Unknown Provenance

Dr. Martin Mansergh, historian, former political advisor & Oireachtas member.

 

Art experts, musicologists and literary critics are from time to time required to consider the authenticity of works they are engaged with in terms of their attributed authorship, a task that calls for much care and deliberation. Where uncertainty still remains, then that is usually clearly spelt out.

Historians too have to weigh up sources and materials, which do not always tell the truth. The so-called ‘black diaries’ of Roger Casement, a description in itself that is biased in a homophobic direction, are in fact a binary narrative of day-to-day activities of a consular official on a special mission mixed with an unverifiable account of hyperactive erotic adventures. Despite the degree of duplication involved, the first category of narrative is supposed to have co-existed with totally credible and far more extensive official reports in journal form written and sent home at the same time, many of which have been edited and published.

The one area of agreement is that what purported to be printed extracts of diaries alleged to have been found amongst Casement’s possessions, left behind when he went to Germany, were shown selectively to influential opinion-formers in order to prevent any campaign for Casement’s death sentence on a charge of treason to be commuted. There is a consensus that this was contemptible behaviour on the part of the British security authorities.

The problem is that the same authorities are the sole source of the diaries released to the archives over 40 years after Casement’s execution on 3 August 1916. They gave several conflicting accounts as to how and when the diaries came into their possession. There is no record that what was deposited in the archives was ever shown in its original form to any outside person, or that the extracts shown corresponded exactly to anything that was later released. Casement was never confronted with them, and there is no evidence to give plausibility to the idea that he was troubled, intimidated, or influenced by fears of having given hostages to fortune to his enemies.

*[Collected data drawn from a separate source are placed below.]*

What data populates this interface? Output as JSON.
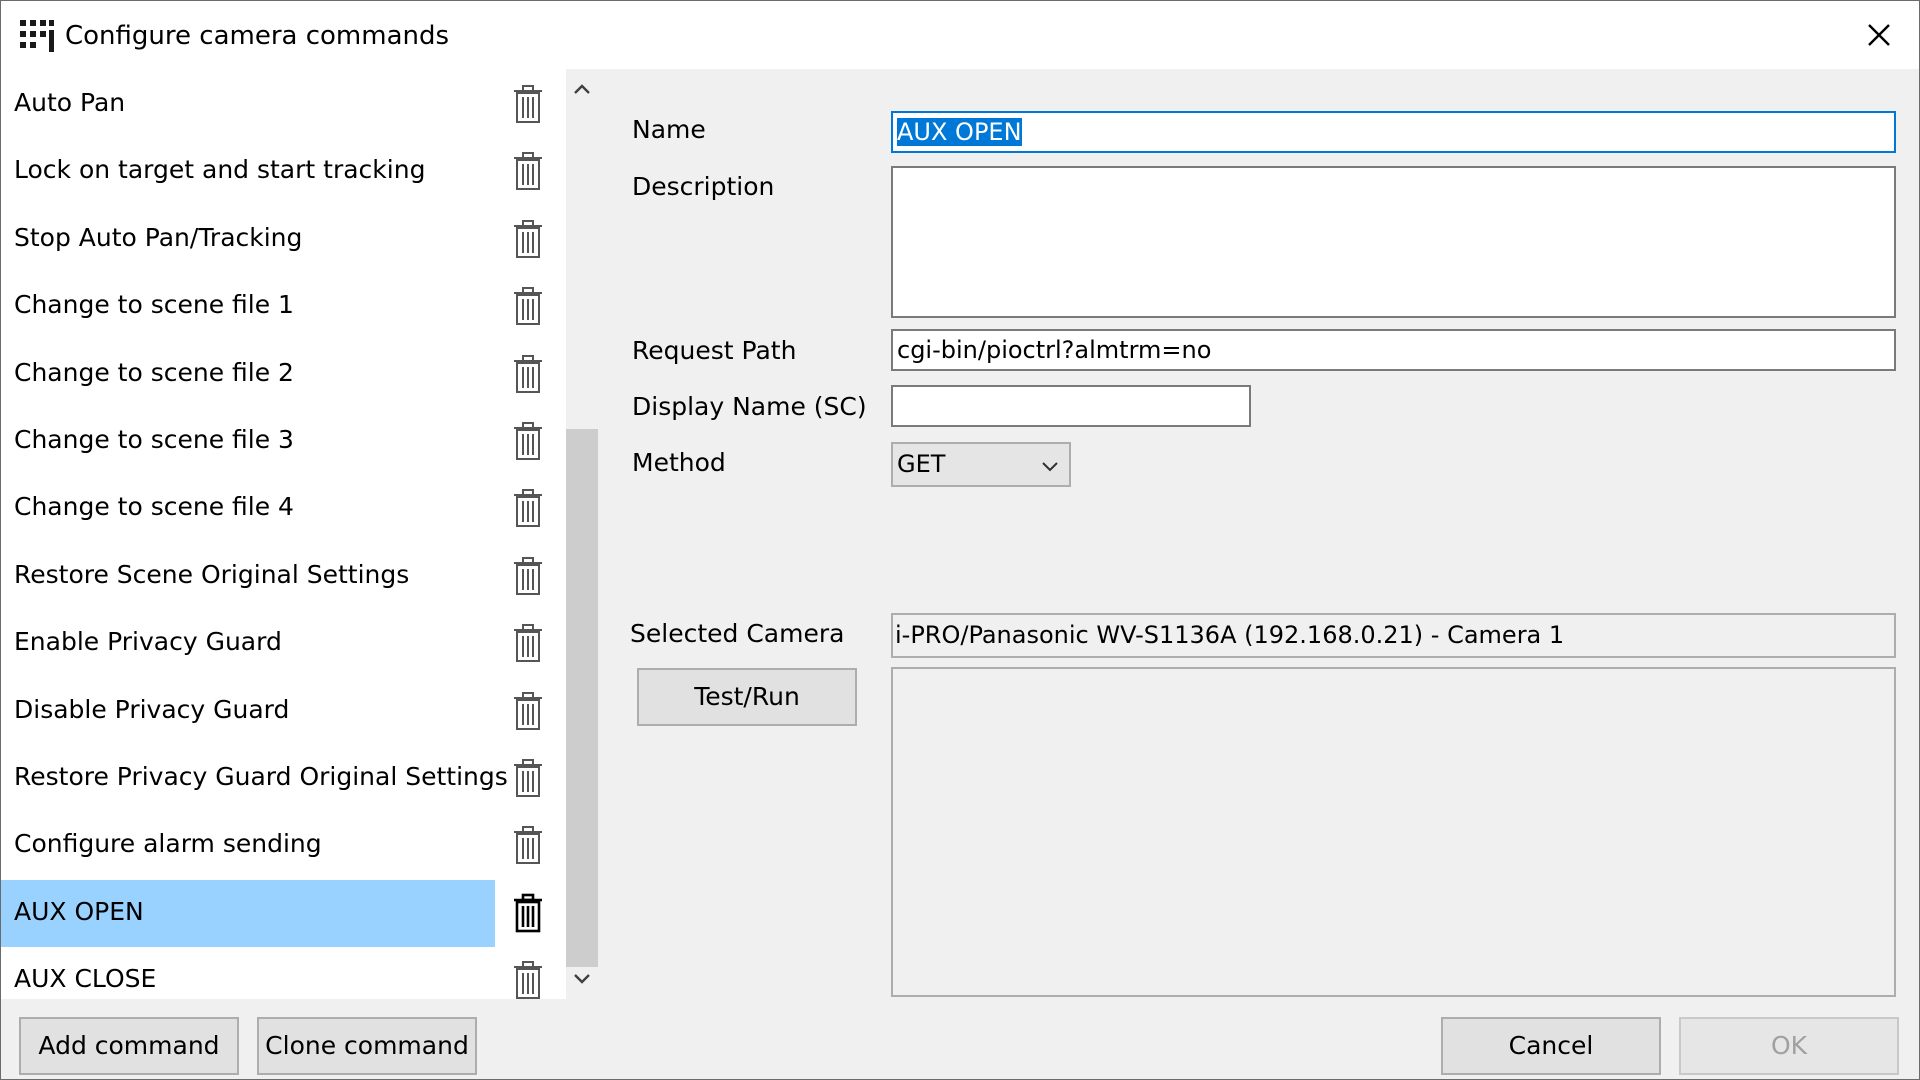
{
  "window": {
    "title": "Configure camera commands"
  },
  "commands": [
    "Auto Pan",
    "Lock on target and start tracking",
    "Stop Auto Pan/Tracking",
    "Change to scene file 1",
    "Change to scene file 2",
    "Change to scene file 3",
    "Change to scene file 4",
    "Restore Scene Original Settings",
    "Enable Privacy Guard",
    "Disable Privacy Guard",
    "Restore Privacy Guard Original Settings",
    "Configure alarm sending",
    "AUX OPEN",
    "AUX CLOSE"
  ],
  "selected_command": "AUX OPEN",
  "form": {
    "name_label": "Name",
    "name_value": "AUX OPEN",
    "description_label": "Description",
    "description_value": "",
    "request_path_label": "Request Path",
    "request_path_value": "cgi-bin/pioctrl?almtrm=no",
    "display_name_label": "Display Name (SC)",
    "display_name_value": "",
    "method_label": "Method",
    "method_value": "GET",
    "selected_camera_label": "Selected Camera",
    "selected_camera_value": "i-PRO/Panasonic WV-S1136A (192.168.0.21) - Camera 1",
    "test_run_label": "Test/Run",
    "output_value": ""
  },
  "buttons": {
    "add_command": "Add command",
    "clone_command": "Clone command",
    "cancel": "Cancel",
    "ok": "OK"
  },
  "colors": {
    "selection": "#99d1ff",
    "focus_border": "#0078d7",
    "text_highlight": "#0078d7"
  }
}
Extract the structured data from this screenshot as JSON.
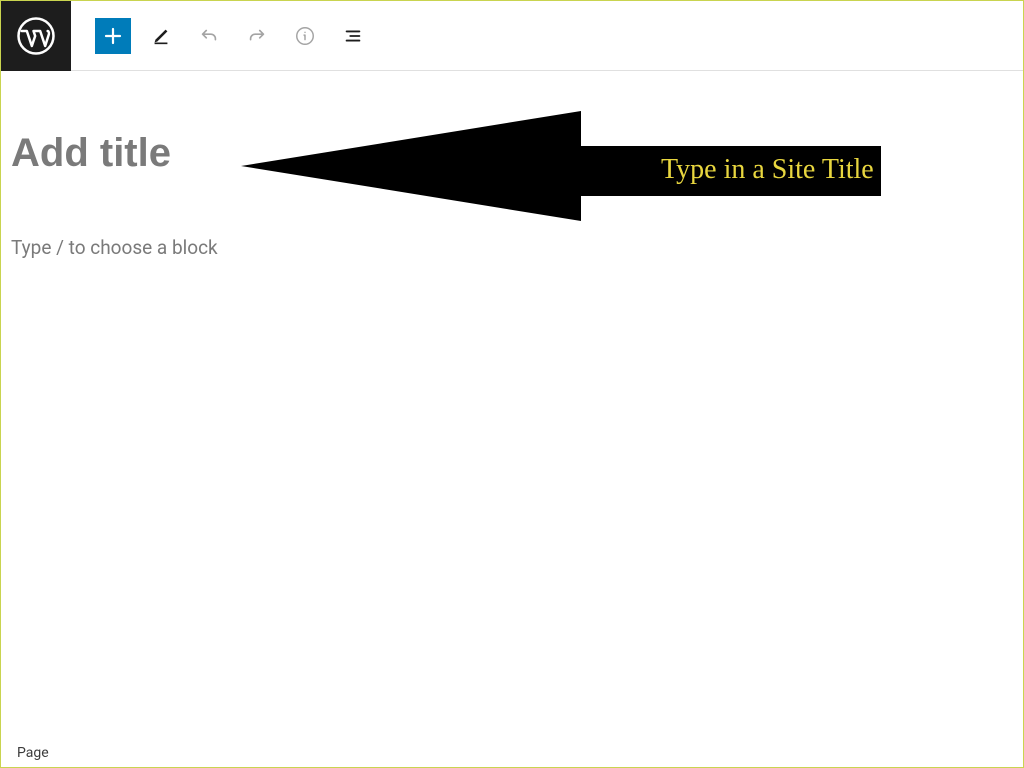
{
  "toolbar": {
    "add_block_aria": "Add block",
    "edit_aria": "Tools",
    "undo_aria": "Undo",
    "redo_aria": "Redo",
    "info_aria": "Details",
    "outline_aria": "Outline"
  },
  "editor": {
    "title_placeholder": "Add title",
    "block_placeholder": "Type / to choose a block"
  },
  "annotation": {
    "text": "Type in a Site Title",
    "text_color": "#e8d63f",
    "bg_color": "#000000"
  },
  "footer": {
    "breadcrumb": "Page"
  }
}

The British authorities had two problems to solve. They had to explain how Casement as a British consular official had received a knighthood as recently as 1912 for his exemplary humanitarian investigations into the abuse of peoples indigenous to the Congo and the upper Amazon border regions of South America, but yet had turned traitor to Britain and in terms of personal morality behaved in ways that were by the standards of the day beneath contempt. The evidence, however, had to be authenticated. A diary that was purely erotic would not have done, but, happily according to them, it was interspersed with daily accounts that could be linked to Casement.

No one has explained why Casement would have wanted to write up two competing daily accounts, one extensive, idealistic and eloquent in tone, the other mean, cynical, and summary, or, having made many enemies amongst those he was exposing, he would have left around compromising material, where there was a high risk that his possessions would be rifled through in his absence. Less than five years later, he appears to have led an entirely celibate existence in Germany in 1914-6, where he also had suspicious and watchful enemies. Apart from handwriting examinations, there have been no independent forensic tests on ink and paper.

The official British explanation of these documents has never been uncontested, but for a long time also rarely without its champions. The foremost Casement scholar of any time Angus Mitchell has published hundreds of pages of his voluminous daily reports, and rejects the authenticity of the so-called ‘black diaries’. More recently, Paul Hyde has revealed a later admission by an ‘insider’ that the diaries were forged in an intelligence operation. He has also pulled apart the case made by well-known proponents of authenticity such as Brian Inglis and has exposed the undercover role of retired journalist Frank MacDermot, (barrister and one time Oireachtas member) in the 1957 publication of a forged poem in the Sunday Times.

The Labour Government in 1965 earned great credit in permitting Casement’s remains to be repatriated to Ireland. The British authorities could gain similar credit, if they officially acknowledged, however belatedly, that there are persistent, serious and legitimate question marks over the provenance and authenticity of the so-called ‘black diaries’ and warned readers in the archives of this. This would be done as a matter of course in a public art gallery.

While Casement had advance doubts about the 1916 Rising, the prospect of some German material assistance, in addition to the weapons that he helped to finance and procure through Germany for the Irish Volunteers in 1914, gave it just sufficient credibility to enable it to go ahead on a reduced scale. Ironically, Casement, who saw the operation of imperialism in far-flung continents and recognized in it its previous application to Ireland, was a symbol and an instrument in its impending retreat and unraveling.